La parola «riforma» gettata là tra promesse e minacce mi rivelò a che cosa miravano. Quel tentativo di «riforma» mi urtò tanto che il mio coraggio si accrebbe da poter rispondere deciso e calmo: «Voi mi fucilerete solo se mi riscontrerete reo di delitti sufficienti per venir fucilato; ma io ho la coscienza tranquilla». Il giudice montò su tutte le furie: «Non sappiamo cosa farcene della tua coscienza tranquilla! Noi abbiamo il governo e sappiamo che non sbaglia perché è governo del popolo ed è il popolo che ti accusa. Del resto, se vuoi scegliere la fucilazione, sappi che il governo del popolo ha fucilato tanti delinquenti ostinati che non sarà davvero una novità se fucilerà anche te. Insomma: o sei sincero e racconti i tuoi delitti per ottenere la clemenza del popolo, oppure verrai fucilato.
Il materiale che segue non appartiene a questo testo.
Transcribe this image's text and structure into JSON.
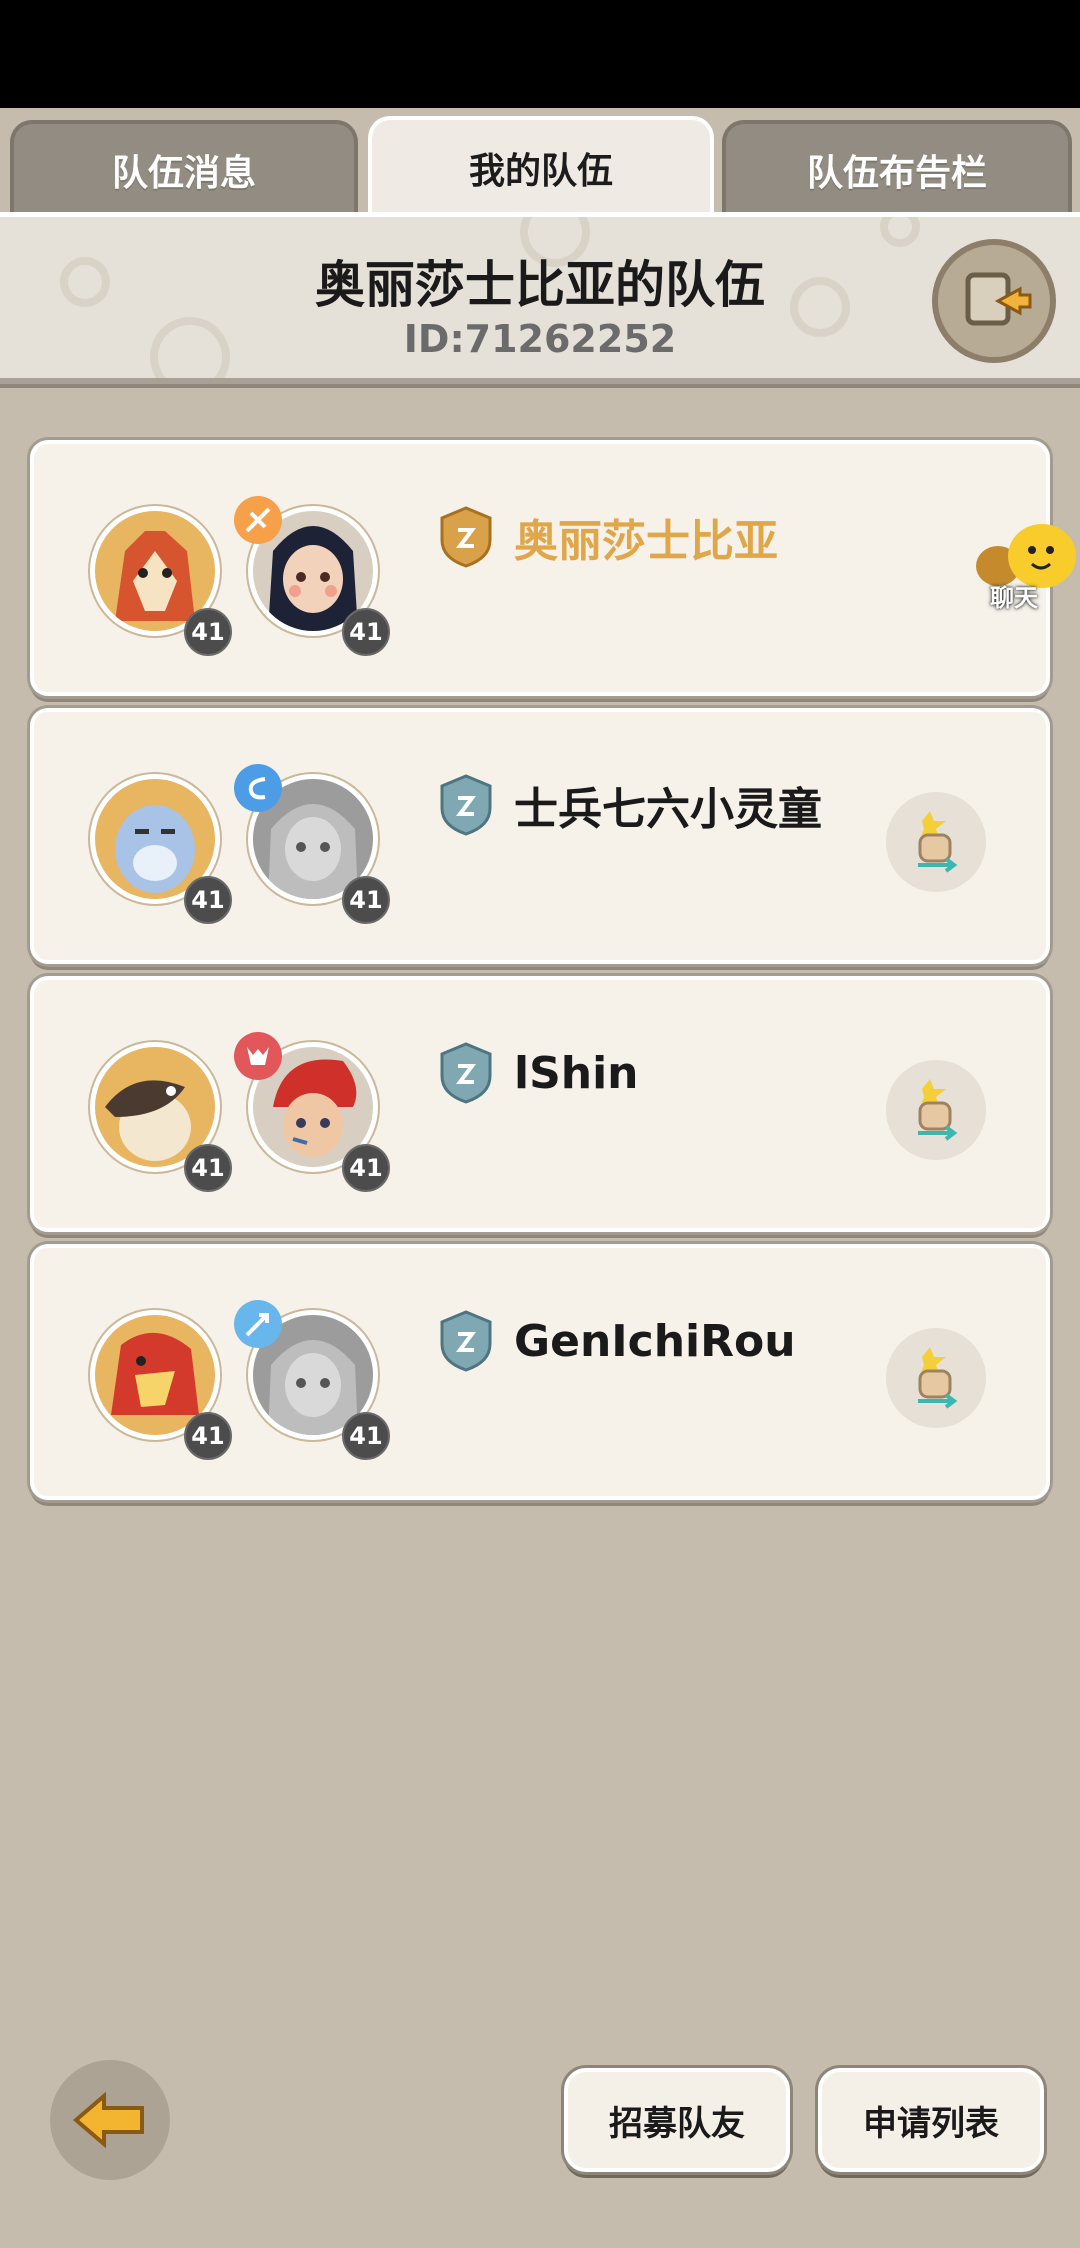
{
  "tabs": [
    {
      "label": "队伍消息",
      "active": false
    },
    {
      "label": "我的队伍",
      "active": true
    },
    {
      "label": "队伍布告栏",
      "active": false
    }
  ],
  "team": {
    "title": "奥丽莎士比亚的队伍",
    "id_text": "ID:71262252"
  },
  "members": [
    {
      "name": "奥丽莎士比亚",
      "leader": true,
      "pet_level": "41",
      "char_level": "41",
      "badge_color": "#d9a24a",
      "element": "fire"
    },
    {
      "name": "士兵七六小灵童",
      "leader": false,
      "pet_level": "41",
      "char_level": "41",
      "badge_color": "#6f9aa6",
      "element": "water"
    },
    {
      "name": "lShin",
      "leader": false,
      "pet_level": "41",
      "char_level": "41",
      "badge_color": "#6f9aa6",
      "element": "demon"
    },
    {
      "name": "GenIchiRou",
      "leader": false,
      "pet_level": "41",
      "char_level": "41",
      "badge_color": "#6f9aa6",
      "element": "ice"
    }
  ],
  "chat": {
    "label": "聊天"
  },
  "buttons": {
    "recruit": "招募队友",
    "apply_list": "申请列表"
  },
  "colors": {
    "background": "#c6bcae",
    "card": "#f6f1e9",
    "leader_name": "#e0a74a",
    "level_badge": "#4c4c4c"
  }
}
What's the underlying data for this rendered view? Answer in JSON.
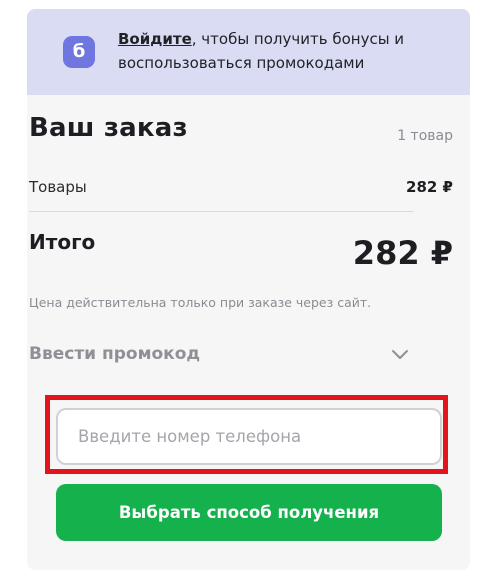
{
  "banner": {
    "icon_letter": "б",
    "link_text": "Войдите",
    "text": ", чтобы получить бонусы и воспользоваться промокодами"
  },
  "order": {
    "title": "Ваш заказ",
    "items_count": "1 товар",
    "goods_label": "Товары",
    "goods_value": "282 ₽",
    "total_label": "Итого",
    "total_value": "282 ₽",
    "note": "Цена действительна только при заказе через сайт."
  },
  "promo": {
    "label": "Ввести промокод",
    "icon": "chevron-down-icon"
  },
  "phone": {
    "placeholder": "Введите номер телефона",
    "value": ""
  },
  "submit": {
    "label": "Выбрать способ получения"
  },
  "colors": {
    "banner_bg": "#dadcf4",
    "accent_green": "#15b14d",
    "highlight_red": "#e3141b",
    "bonus_icon": "#6f76e0"
  }
}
Scegli». «Fucilatemi» — fu la mia risposta. Il giudice e gli sgherri sorrisero beffardamente. Il primo disse: «Ti vengono in mente le storielle dei martiri per la religione, per il sacrificio per il vostro cosiddetto Gesù Cristo? Piano, piano. Prima dovrai rieducarti, poi cambierai parere. Se riuscirai a capacitarti dallo stato miserevole in cui ti trovi ora con i tuoi delitti, al servizio di organizzazioni imperialistiche, coinvolto in tanti misfatti, sarai salvo. Altrimenti...». Cominciavo a capire quello che volevano. I loro bersagli erano la chiesa e la religione cattolica, sottintese e camuffate nella parola «imperialismo». Poi incominciò a tirar fuori i nomi di Mussolini, di Hitler, del Papa, di monsignor Riberi, di Tojo, e di mons. Luca Capozzi, asserendo che io ero della loro risma. «Ecco — diceva il giudice — il punto dove dovresti incominciare una sincera confessione. Pensa con chi hai a che fare e saprai chi sei». L’interrogatorio durò cinque ore e mezzo. Quando mi ricondussero in prigione ero sfinito. Sopraggiunse il sonno, ma non potei chiudere occhio. Le manette mi tormentavano; le domande e le risposte dell’interrogatorio mi roteavano in testa. Le promesse di clemenza più che le minacce mi atterrivano. Fu una notte difficile. Il giorno dopo seguì un interrogatorio più severo del primo. Ero digiuno perché non riuscii a tenere nello stomaco i cibi disgustosi che mi erano stati offerti. Mi sentivo molto debole. Quando fui dinanzi al giudice mi sembrava di non poter resistere ad un secondo analogo interrogatorio.